Sarajevo era una città bellissima prima della guerra, ci avevano disputato anche i mondiali di sci, ma a metà degli anni Novanta era irriconoscibile, i bombardamenti aerei e di artiglieria avevano sventrato la maggior parte dei palazzi e delle case, solo poche strutture erano rimaste in piedi.

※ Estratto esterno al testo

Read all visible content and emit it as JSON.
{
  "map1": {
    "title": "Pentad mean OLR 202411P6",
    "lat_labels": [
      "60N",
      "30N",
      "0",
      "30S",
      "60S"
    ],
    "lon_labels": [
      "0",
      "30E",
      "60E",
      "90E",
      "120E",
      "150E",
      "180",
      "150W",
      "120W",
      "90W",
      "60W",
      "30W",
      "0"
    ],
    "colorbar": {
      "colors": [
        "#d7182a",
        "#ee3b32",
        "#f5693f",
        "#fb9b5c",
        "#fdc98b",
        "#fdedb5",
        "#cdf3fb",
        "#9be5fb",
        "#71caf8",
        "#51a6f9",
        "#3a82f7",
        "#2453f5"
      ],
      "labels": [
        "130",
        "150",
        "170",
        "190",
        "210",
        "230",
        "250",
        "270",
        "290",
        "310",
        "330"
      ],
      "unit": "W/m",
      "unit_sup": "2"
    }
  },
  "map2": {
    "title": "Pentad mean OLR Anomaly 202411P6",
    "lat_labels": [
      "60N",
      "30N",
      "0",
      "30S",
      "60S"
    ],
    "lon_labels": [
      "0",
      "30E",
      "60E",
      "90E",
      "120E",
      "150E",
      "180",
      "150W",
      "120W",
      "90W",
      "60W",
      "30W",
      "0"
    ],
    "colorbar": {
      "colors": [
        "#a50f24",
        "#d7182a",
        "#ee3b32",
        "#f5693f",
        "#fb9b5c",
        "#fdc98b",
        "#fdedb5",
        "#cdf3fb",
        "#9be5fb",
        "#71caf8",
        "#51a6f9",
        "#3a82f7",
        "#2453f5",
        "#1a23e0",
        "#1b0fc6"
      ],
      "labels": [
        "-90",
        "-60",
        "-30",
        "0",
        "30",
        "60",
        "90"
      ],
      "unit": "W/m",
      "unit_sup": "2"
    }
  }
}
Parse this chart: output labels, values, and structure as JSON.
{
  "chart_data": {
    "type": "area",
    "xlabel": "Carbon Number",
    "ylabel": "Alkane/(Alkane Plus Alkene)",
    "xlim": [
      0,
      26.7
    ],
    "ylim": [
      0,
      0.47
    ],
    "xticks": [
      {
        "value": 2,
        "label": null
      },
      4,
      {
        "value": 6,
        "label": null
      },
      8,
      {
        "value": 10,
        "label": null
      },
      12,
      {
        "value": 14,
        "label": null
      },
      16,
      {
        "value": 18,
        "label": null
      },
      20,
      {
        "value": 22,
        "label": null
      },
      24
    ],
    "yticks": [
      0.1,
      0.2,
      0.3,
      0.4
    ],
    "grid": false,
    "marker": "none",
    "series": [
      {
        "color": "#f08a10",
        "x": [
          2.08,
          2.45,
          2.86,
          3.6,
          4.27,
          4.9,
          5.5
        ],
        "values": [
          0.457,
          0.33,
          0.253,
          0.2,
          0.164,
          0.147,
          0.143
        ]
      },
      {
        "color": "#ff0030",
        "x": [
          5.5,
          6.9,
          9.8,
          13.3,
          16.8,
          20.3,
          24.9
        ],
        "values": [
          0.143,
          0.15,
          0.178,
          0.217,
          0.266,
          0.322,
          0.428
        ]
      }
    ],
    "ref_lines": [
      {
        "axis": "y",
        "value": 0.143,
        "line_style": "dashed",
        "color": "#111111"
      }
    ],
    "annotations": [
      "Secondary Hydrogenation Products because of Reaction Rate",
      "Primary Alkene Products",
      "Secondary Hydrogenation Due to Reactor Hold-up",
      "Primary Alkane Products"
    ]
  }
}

Oggi la rivedo nelle immagini di Gaza, di Kiev, di Damasco, di Beirut, tutte città meravigliose, con una storia antica distrutte dalla follia della guerra, penso alle persone che vi abitavano costretti da un momento all’altro a fuggire e lasciare la propria casa, perdere in un istante i sacrifici di una vita, ai bambini che giocavano per strada e che ora non possono più, perché quelle strade non ci sono più o perché loro stessi non ci sono più. Ci vuole veramente poco a perdere tutto e penso che dovremmo combattere per mantenere la pace, perché è un dono di Dio che dobbiamo custodire. Non a caso è una delle beatitudini evangeliche. San Francesco d’Assisi salutava così: il Signore vi dia pace! Mi è sempre piaciuto molto ed è un saluto che dovremmo usare spesso. Soprattutto oggi che nemmeno ci si saluta più. Nelle nostre relazioni è diventato tutto ovvio. Non sappiamo più stupirci di niente. Perfino i bambini hanno perso lo stupore che è legato all’innocenza. Non siamo più capaci di vedere la gratuità dei doni di Dio. E non sappiamo nemmeno godere di quei doni. Non sappiamo riconoscere la pace se non quando la perdiamo. Se non abbiamo pace nei nostri cuori, non c’è pace nelle famiglie, se non c’è pace in famiglia, non c’è pace nella società, se non c’è pace nella società non c’è pace nel mondo. La pace quindi si costruisce prima dentro di sé, nella propria anima ed è lì l’unica guerra che ci è consentito di fare contro tutte le forze che cercano di impedirci di stare in pace e di donare pace. Altrimenti quelle che sembrano guerre lontane, presto arriveranno a bussare alle nostre porte. Penso che ai cristiani oggi, tra le altre cose, sia chiesto questo: essere custodi e costruttori di pace. Ma ripeto, innanzitutto dobbiamo essere in pace con Dio, sentire dentro di noi la pace del suo perdono. Come facciamo a dare agli altri quello che noi non abbiamo? Per questo, un santo monaco della Chiesa russa, san Serafino di Sarov, diceva: conquista la pace del cuore, e a migliaia si salveranno intorno a te!
Correndo dietro a questi pensieri, mentre dipingo, chiedo al Signore proprio questo dono, per me e per tutti. Signore donaci la tua pace, perché quella del mondo non ci basta e dura troppo poco!